(RxWiki News) An estimated 43 million Americans use pain medicine on a daily basis. Men taking daily doses of pain medicine may experience an unwanted side effect: low testosterone.
Opioid medications, like Oxycontin and Vicodin, are prescribed for treating chronic pain. Short-acting opioid medication has an immediate effect and is taken every four to six hours. Long-acting opioids release slowly in the body and are taken every eight to 12 hours.
Research has documented that taking opioids can cause low testosterone levels. But researchers have not examined the effects of long-acting versus short-acting opioid medications on testosterone levels.
A recent study found that men taking long-acting opioid medications for pain were nearly five times more likely to have low testosterone levels than those taking short-acting opioids.
"Taking pain Rx? Talk to your pharmacist."
Low testosterone is associated with decreases in bone mass and density, increased pain, depressed mood, thinking impairments and reduced sex drive.
Andrea Rubinstein, MD, of Department for Chronic Pain, Kaiser Permanente, Santa Rosa, California, and colleagues set out to examine testosterone levels of men taking daily long-acting or short-acting opiates for chronic pain.
A total of 81 men with an average age of 51 were referred to Kaiser Permanente's Santa Rosa Medical Center for pain. These 81 men became participants in the study. The men were all on a daily dose of opioids and did not have a previous low testosterone diagnosis.
Healthy testosterone levels are between 300 to 800 nanograms per deciliter (ng/dl).

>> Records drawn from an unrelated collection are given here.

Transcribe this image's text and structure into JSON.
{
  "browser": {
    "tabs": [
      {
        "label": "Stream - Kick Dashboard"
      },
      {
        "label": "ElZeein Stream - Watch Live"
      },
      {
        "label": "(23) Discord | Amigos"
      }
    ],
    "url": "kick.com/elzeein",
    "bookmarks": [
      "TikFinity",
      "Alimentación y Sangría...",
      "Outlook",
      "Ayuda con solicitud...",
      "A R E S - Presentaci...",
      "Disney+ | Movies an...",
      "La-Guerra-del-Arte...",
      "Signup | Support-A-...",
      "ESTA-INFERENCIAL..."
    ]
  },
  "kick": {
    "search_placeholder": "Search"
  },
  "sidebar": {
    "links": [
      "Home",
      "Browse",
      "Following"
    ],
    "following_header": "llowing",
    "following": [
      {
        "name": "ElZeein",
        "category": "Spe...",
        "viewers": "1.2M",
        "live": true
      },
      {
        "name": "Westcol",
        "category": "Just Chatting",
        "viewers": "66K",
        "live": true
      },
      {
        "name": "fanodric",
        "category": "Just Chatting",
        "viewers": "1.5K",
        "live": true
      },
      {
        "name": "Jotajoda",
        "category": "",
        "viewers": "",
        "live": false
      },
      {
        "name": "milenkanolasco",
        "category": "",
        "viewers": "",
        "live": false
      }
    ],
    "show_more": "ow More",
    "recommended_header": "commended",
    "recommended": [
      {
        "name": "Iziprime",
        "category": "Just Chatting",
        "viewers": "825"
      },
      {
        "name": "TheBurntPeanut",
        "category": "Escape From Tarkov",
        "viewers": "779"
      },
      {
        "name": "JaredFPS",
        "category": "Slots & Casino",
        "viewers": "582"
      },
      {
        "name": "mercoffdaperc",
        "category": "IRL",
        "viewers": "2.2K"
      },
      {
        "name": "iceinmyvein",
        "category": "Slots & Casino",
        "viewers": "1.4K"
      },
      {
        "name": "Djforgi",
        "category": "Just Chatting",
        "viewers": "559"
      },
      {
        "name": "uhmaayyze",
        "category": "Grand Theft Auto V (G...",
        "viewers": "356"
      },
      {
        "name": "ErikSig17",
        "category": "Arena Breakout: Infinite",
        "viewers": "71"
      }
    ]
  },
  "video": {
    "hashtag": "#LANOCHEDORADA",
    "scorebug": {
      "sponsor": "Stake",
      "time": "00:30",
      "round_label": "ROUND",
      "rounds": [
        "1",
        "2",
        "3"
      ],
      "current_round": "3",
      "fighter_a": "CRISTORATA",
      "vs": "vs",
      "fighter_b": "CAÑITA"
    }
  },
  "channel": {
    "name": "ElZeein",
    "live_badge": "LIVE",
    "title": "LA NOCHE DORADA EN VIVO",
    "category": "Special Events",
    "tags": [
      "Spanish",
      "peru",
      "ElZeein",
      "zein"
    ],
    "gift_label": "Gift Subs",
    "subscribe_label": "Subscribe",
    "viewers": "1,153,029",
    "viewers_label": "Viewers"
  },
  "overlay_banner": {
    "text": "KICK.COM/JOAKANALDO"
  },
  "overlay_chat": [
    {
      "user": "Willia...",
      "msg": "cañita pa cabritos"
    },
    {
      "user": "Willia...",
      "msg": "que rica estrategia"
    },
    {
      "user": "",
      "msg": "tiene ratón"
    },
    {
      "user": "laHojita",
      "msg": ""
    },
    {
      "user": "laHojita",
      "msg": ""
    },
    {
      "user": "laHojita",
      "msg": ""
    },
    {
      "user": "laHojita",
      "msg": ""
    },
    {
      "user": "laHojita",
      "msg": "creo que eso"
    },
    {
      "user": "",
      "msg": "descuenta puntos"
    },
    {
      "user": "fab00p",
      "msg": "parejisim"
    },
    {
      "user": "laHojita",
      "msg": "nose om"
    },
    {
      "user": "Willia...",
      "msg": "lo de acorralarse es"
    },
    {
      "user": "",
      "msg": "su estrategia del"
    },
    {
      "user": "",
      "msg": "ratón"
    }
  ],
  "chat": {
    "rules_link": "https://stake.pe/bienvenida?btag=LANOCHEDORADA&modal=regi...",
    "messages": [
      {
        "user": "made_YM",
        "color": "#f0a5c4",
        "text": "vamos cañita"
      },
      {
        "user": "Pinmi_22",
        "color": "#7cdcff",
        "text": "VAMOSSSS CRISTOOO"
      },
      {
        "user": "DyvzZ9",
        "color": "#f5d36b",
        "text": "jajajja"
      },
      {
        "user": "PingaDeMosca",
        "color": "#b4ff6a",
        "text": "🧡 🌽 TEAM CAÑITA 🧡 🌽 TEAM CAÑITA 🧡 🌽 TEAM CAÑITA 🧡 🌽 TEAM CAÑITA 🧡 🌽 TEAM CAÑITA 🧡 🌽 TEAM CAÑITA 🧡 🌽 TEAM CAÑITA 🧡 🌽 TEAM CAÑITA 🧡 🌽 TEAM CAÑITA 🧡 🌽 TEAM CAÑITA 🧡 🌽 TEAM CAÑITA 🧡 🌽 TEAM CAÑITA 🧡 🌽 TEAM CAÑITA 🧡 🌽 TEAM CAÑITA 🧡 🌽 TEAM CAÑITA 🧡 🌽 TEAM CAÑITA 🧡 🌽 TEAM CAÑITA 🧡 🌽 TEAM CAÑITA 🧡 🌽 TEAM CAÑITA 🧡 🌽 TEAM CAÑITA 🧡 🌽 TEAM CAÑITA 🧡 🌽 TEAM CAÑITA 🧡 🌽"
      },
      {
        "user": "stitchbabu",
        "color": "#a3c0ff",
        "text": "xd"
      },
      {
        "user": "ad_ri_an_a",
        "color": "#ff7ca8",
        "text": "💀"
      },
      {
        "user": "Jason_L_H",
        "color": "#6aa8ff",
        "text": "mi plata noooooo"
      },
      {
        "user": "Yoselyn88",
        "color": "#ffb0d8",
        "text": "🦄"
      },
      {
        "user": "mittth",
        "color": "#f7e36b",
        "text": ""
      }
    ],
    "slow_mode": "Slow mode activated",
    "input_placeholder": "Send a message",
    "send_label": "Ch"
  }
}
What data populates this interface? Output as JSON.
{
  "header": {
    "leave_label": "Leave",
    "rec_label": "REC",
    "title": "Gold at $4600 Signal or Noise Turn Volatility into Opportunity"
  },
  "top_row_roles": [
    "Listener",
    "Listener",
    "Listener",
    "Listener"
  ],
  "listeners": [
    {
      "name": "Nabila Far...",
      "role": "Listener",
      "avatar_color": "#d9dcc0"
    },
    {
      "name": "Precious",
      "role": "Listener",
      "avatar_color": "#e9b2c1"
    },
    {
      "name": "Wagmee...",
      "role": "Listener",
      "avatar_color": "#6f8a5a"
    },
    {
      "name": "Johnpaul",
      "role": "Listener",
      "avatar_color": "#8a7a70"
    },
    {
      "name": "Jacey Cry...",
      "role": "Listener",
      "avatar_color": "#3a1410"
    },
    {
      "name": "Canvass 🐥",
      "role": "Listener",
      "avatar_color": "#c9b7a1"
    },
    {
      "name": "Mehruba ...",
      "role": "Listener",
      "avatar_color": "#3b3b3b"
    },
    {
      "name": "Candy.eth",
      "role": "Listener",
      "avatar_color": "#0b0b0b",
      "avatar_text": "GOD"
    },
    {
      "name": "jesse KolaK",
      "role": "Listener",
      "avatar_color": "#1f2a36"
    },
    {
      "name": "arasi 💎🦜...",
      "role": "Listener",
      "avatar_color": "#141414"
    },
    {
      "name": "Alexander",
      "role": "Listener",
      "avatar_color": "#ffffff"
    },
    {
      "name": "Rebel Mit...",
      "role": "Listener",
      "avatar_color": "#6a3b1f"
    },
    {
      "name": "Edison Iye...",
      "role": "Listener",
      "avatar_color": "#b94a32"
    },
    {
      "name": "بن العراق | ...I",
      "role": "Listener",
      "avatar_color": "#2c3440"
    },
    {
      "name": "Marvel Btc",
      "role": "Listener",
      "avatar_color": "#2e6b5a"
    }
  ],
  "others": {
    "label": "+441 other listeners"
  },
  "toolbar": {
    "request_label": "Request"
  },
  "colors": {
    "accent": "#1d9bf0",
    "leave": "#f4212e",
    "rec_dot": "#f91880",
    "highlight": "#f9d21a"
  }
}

Low testosterone in this study was defined as a level under 250 ng/dl.
Results suggested that 74 percent of the participants on long-acting opioids had low testosterone levels, compared to 34 percent of those on short-acting opioids. When the researchers controlled for daily dose and body mass index, the odds of having low testosterone were 4.78 times higher among men taking long-acting opioids.
"These medications work well for short-term, acute pain," Dr. Rubinstein commented in a press release. "It has long been extrapolated that they can also be used safely long-term to control chronic pain. We are now finding that the long-term use of opioids may have important unintended health consequences."
There were some limitations to the study. The sample size was small and did not allow for specific analysis on specific brands of opiate medication and testosterone level. The participants were referred to the clinic and may not be typical of the general population of opiate users. Symptoms of low testosterone may have been the reason the participant was initially referred to the clinic.
This study, titled "Hypogonadism in Men With Chronic Pain Linked to the Use of Long-acting Rather Than Short-acting Opioids," was published in The Clinical Journal of Pain. It was funded by Kaiser Permanente. Dr. Rubinstein and co-authors disclosed no conflicts of interest.